Körperlich fühle ich mich schon deutlich besser, woran wahrscheinlich die unzähligen Medikamente Schuld tragen, jedoch leidet mein seelisches Wohl. Darunter hier seit Tagen vollkommen allein und eingesperrt zu sein. Was würde ich jetzt für ein Buch geben? Oder zumindest irgendetwas das mir die Zeit erträglicher macht. Sogar über ein Glas, eine Murmel oder eine anderes Stück Stoff würde ich mich freuen...

Ein lautes Klopfen lässt mich hochschrecken. Ohne auf ein 'herein' oder ähnliches zu warten tritt die Person ein, was mir allerdings schon bekannt ist, da es hier irgendwie die Art des Hauses ist keine Antwort zu brauchen egal um was es geht. Ein großgebauter Wachmann mit bernsteinfarbenen Augen und hellbraunem Haar steht vor meinem Bett.
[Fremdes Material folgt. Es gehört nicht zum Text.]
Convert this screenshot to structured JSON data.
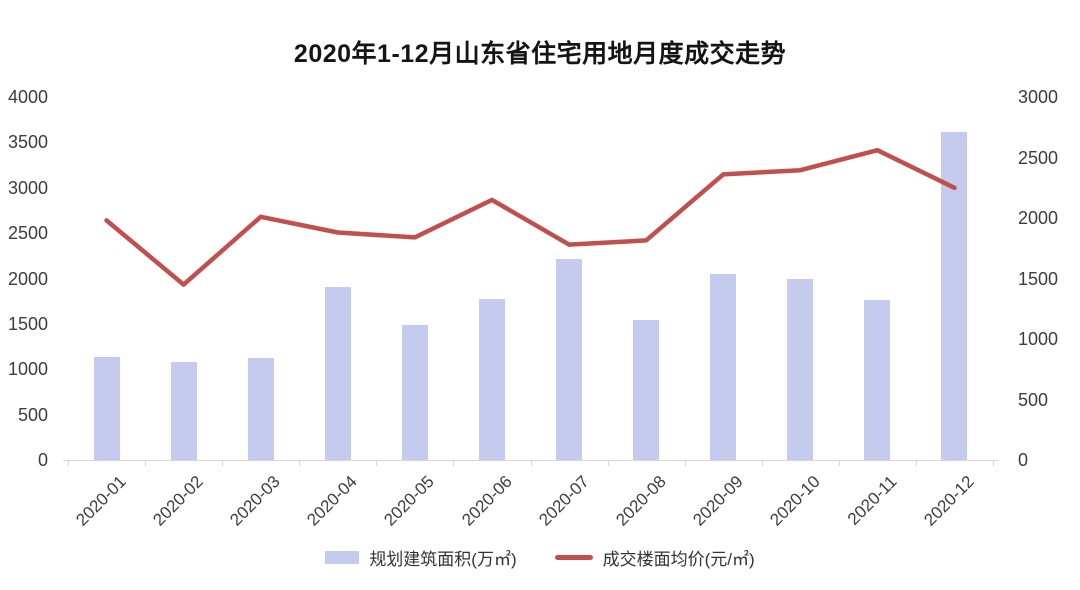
{
  "chart_data": {
    "type": "bar+line",
    "title": "2020年1-12月山东省住宅用地月度成交走势",
    "categories": [
      "2020-01",
      "2020-02",
      "2020-03",
      "2020-04",
      "2020-05",
      "2020-06",
      "2020-07",
      "2020-08",
      "2020-09",
      "2020-10",
      "2020-11",
      "2020-12"
    ],
    "series": [
      {
        "name": "规划建筑面积(万㎡)",
        "type": "bar",
        "axis": "left",
        "color": "#c5cbef",
        "values": [
          1130,
          1080,
          1120,
          1910,
          1490,
          1770,
          2220,
          1540,
          2050,
          1990,
          1760,
          3610
        ]
      },
      {
        "name": "成交楼面均价(元/㎡)",
        "type": "line",
        "axis": "right",
        "color": "#c0504d",
        "values": [
          1980,
          1450,
          2010,
          1880,
          1840,
          2150,
          1780,
          1815,
          2360,
          2395,
          2560,
          2250
        ]
      }
    ],
    "left_axis": {
      "min": 0,
      "max": 4000,
      "step": 500,
      "ticks": [
        0,
        500,
        1000,
        1500,
        2000,
        2500,
        3000,
        3500,
        4000
      ]
    },
    "right_axis": {
      "min": 0,
      "max": 3000,
      "step": 500,
      "ticks": [
        0,
        500,
        1000,
        1500,
        2000,
        2500,
        3000
      ]
    },
    "legend_position": "bottom",
    "grid": false,
    "axis_color": "#d6d6d6",
    "text_color": "#3d3d3d",
    "background": "#ffffff"
  }
}
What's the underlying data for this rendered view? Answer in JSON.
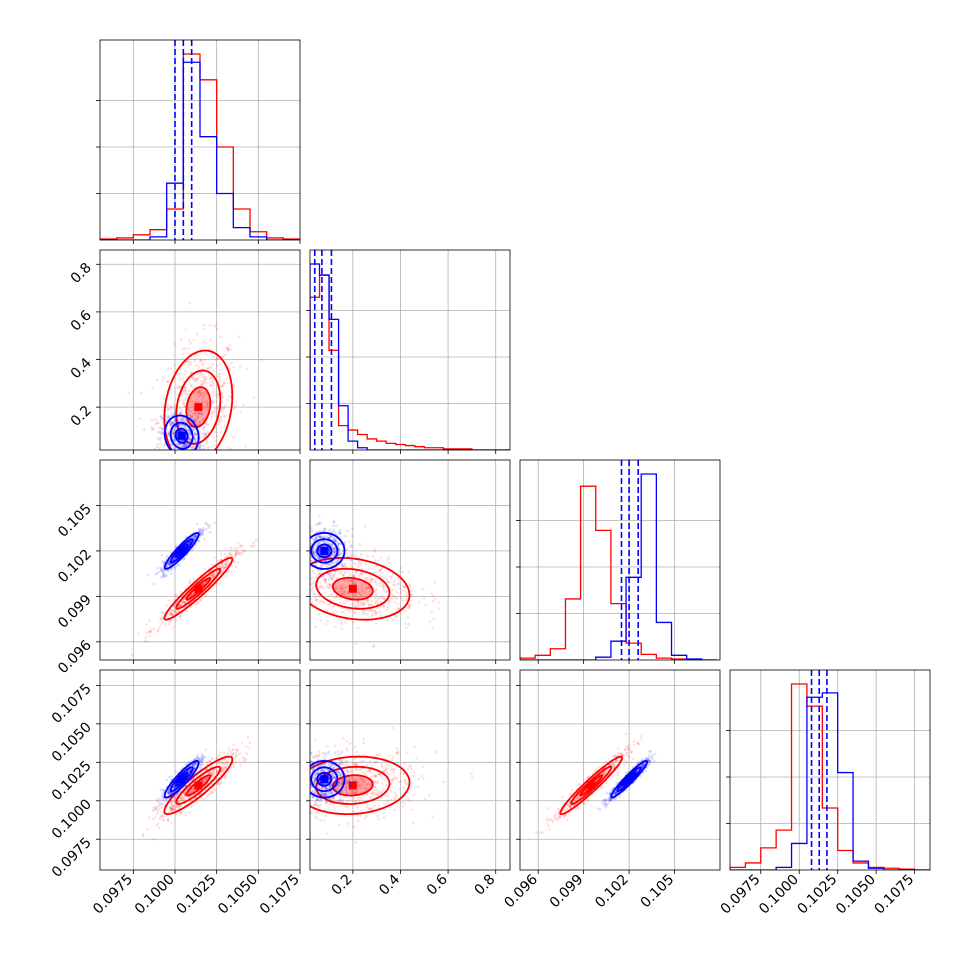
{
  "chart_data": {
    "type": "corner",
    "parameters": 4,
    "grid": true,
    "colors": {
      "blue": "#0000ff",
      "red": "#ff0000"
    },
    "axes": [
      {
        "range": [
          0.0955,
          0.1075
        ],
        "ticks": [
          0.0975,
          0.1,
          0.1025,
          0.105,
          0.1075
        ],
        "tick_labels": [
          "0.0975",
          "0.1000",
          "0.1025",
          "0.1050",
          "0.1075"
        ]
      },
      {
        "range": [
          0.02,
          0.86
        ],
        "ticks": [
          0.2,
          0.4,
          0.6,
          0.8
        ],
        "tick_labels": [
          "0.2",
          "0.4",
          "0.6",
          "0.8"
        ]
      },
      {
        "range": [
          0.0948,
          0.108
        ],
        "ticks": [
          0.096,
          0.099,
          0.102,
          0.105
        ],
        "tick_labels": [
          "0.096",
          "0.099",
          "0.102",
          "0.105"
        ]
      },
      {
        "range": [
          0.0955,
          0.1085
        ],
        "ticks": [
          0.0975,
          0.1,
          0.1025,
          0.105,
          0.1075
        ],
        "tick_labels": [
          "0.0975",
          "0.1000",
          "0.1025",
          "0.1050",
          "0.1075"
        ]
      }
    ],
    "series": [
      {
        "color": "#0000ff",
        "quantiles": [
          [
            0.1,
            0.1005,
            0.101
          ],
          [
            0.04,
            0.07,
            0.11
          ],
          [
            0.1015,
            0.102,
            0.1026
          ],
          [
            0.1008,
            0.1013,
            0.1018
          ]
        ],
        "hist": [
          {
            "bins": [
              0.0955,
              0.0965,
              0.0975,
              0.0985,
              0.0995,
              0.1005,
              0.1015,
              0.1025,
              0.1035,
              0.1045,
              0.1055,
              0.1065,
              0.1075
            ],
            "counts": [
              0,
              0,
              0,
              3,
              55,
              172,
              100,
              45,
              12,
              3,
              0,
              0
            ]
          },
          {
            "bins": [
              0.02,
              0.06,
              0.1,
              0.14,
              0.18,
              0.22,
              0.26,
              0.3,
              0.34,
              0.38,
              0.42,
              0.46,
              0.5,
              0.54,
              0.58,
              0.62,
              0.66,
              0.7,
              0.74,
              0.78,
              0.82,
              0.86
            ],
            "counts": [
              168,
              158,
              118,
              40,
              8,
              2,
              0,
              0,
              0,
              0,
              0,
              0,
              0,
              0,
              0,
              0,
              0,
              0,
              0,
              0,
              0
            ]
          },
          {
            "bins": [
              0.0948,
              0.0958,
              0.0968,
              0.0978,
              0.0988,
              0.0998,
              0.1008,
              0.1018,
              0.1028,
              0.1038,
              0.1048,
              0.1058,
              0.1068,
              0.1078
            ],
            "counts": [
              0,
              0,
              0,
              0,
              0,
              3,
              20,
              88,
              198,
              40,
              5,
              1,
              0
            ]
          },
          {
            "bins": [
              0.0955,
              0.0965,
              0.0975,
              0.0985,
              0.0995,
              0.1005,
              0.1015,
              0.1025,
              0.1035,
              0.1045,
              0.1055,
              0.1065,
              0.1075,
              0.1085
            ],
            "counts": [
              0,
              0,
              0,
              3,
              30,
              195,
              200,
              110,
              10,
              2,
              0,
              0,
              0
            ]
          }
        ],
        "mean": [
          0.1004,
          0.08,
          0.102,
          0.1014
        ],
        "sd": [
          0.0006,
          0.05,
          0.0007,
          0.0007
        ],
        "corr": [
          [
            1.0,
            -0.1,
            0.92,
            0.9
          ],
          [
            -0.1,
            1.0,
            0.0,
            0.0
          ],
          [
            0.92,
            0.0,
            1.0,
            0.95
          ],
          [
            0.9,
            0.0,
            0.95,
            1.0
          ]
        ]
      },
      {
        "color": "#ff0000",
        "quantiles": null,
        "hist": [
          {
            "bins": [
              0.0955,
              0.0965,
              0.0975,
              0.0985,
              0.0995,
              0.1005,
              0.1015,
              0.1025,
              0.1035,
              0.1045,
              0.1055,
              0.1065,
              0.1075
            ],
            "counts": [
              1,
              2,
              5,
              10,
              30,
              180,
              155,
              90,
              30,
              8,
              2,
              1
            ]
          },
          {
            "bins": [
              0.02,
              0.06,
              0.1,
              0.14,
              0.18,
              0.22,
              0.26,
              0.3,
              0.34,
              0.38,
              0.42,
              0.46,
              0.5,
              0.54,
              0.58,
              0.62,
              0.66,
              0.7,
              0.74,
              0.78,
              0.82,
              0.86
            ],
            "counts": [
              138,
              158,
              90,
              22,
              18,
              14,
              10,
              8,
              6,
              5,
              4,
              3,
              2,
              2,
              1,
              1,
              1,
              0,
              0,
              0,
              0
            ]
          },
          {
            "bins": [
              0.0948,
              0.0958,
              0.0968,
              0.0978,
              0.0988,
              0.0998,
              0.1008,
              0.1018,
              0.1028,
              0.1038,
              0.1048,
              0.1058,
              0.1068,
              0.1078
            ],
            "counts": [
              2,
              5,
              12,
              65,
              185,
              138,
              60,
              18,
              6,
              2,
              1,
              0,
              0
            ]
          },
          {
            "bins": [
              0.0955,
              0.0965,
              0.0975,
              0.0985,
              0.0995,
              0.1005,
              0.1015,
              0.1025,
              0.1035,
              0.1045,
              0.1055,
              0.1065,
              0.1075,
              0.1085
            ],
            "counts": [
              3,
              8,
              25,
              45,
              210,
              185,
              70,
              22,
              8,
              3,
              2,
              1,
              0
            ]
          }
        ],
        "mean": [
          0.1014,
          0.2,
          0.0995,
          0.101
        ],
        "sd": [
          0.0012,
          0.14,
          0.0012,
          0.0011
        ],
        "corr": [
          [
            1.0,
            0.2,
            0.95,
            0.9
          ],
          [
            0.2,
            1.0,
            -0.2,
            0.1
          ],
          [
            0.95,
            -0.2,
            1.0,
            0.96
          ],
          [
            0.9,
            0.1,
            0.96,
            1.0
          ]
        ]
      }
    ]
  }
}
Auf seinem Gesicht liegt eine kalte Maske, welche ich nicht zu durchschauen vermag, jedoch schüchtert sie mich nicht mehr ein so wie damals, an dem Tag als ich hier ankam. Damals waren die Wachen für mich gefühllose Ungeheuer gewesen, allein ihre Anwesenheit mit ihren breiten Schultern und den harten Blicken reichten aus um mir eine Gänsehaut über den Körper zu jagen. Heute sehe ich in ihnen nicht mehr, als in gewöhnlichen anderen Vampiren, schließlich kenne ich nun die wahre Bedrohung und weiß wovor ich wirklich Angst haben muss. "Der Prinz verlangt ihre Anwesenheit im Salon." Seine laute Stimme lenkt mich für eine Sekunde davon ab was er gerade gesagt hat. Für Eine Millisekunde Frage ich mich ob ich mich verhört habe, jedoch wird mir der Ernst der Lage bewusst als ich wieder in das harte Gesicht des Wachmanns sehe. Der Prinz.
Bin ich schon bereit zum sterben? Wohl kaum.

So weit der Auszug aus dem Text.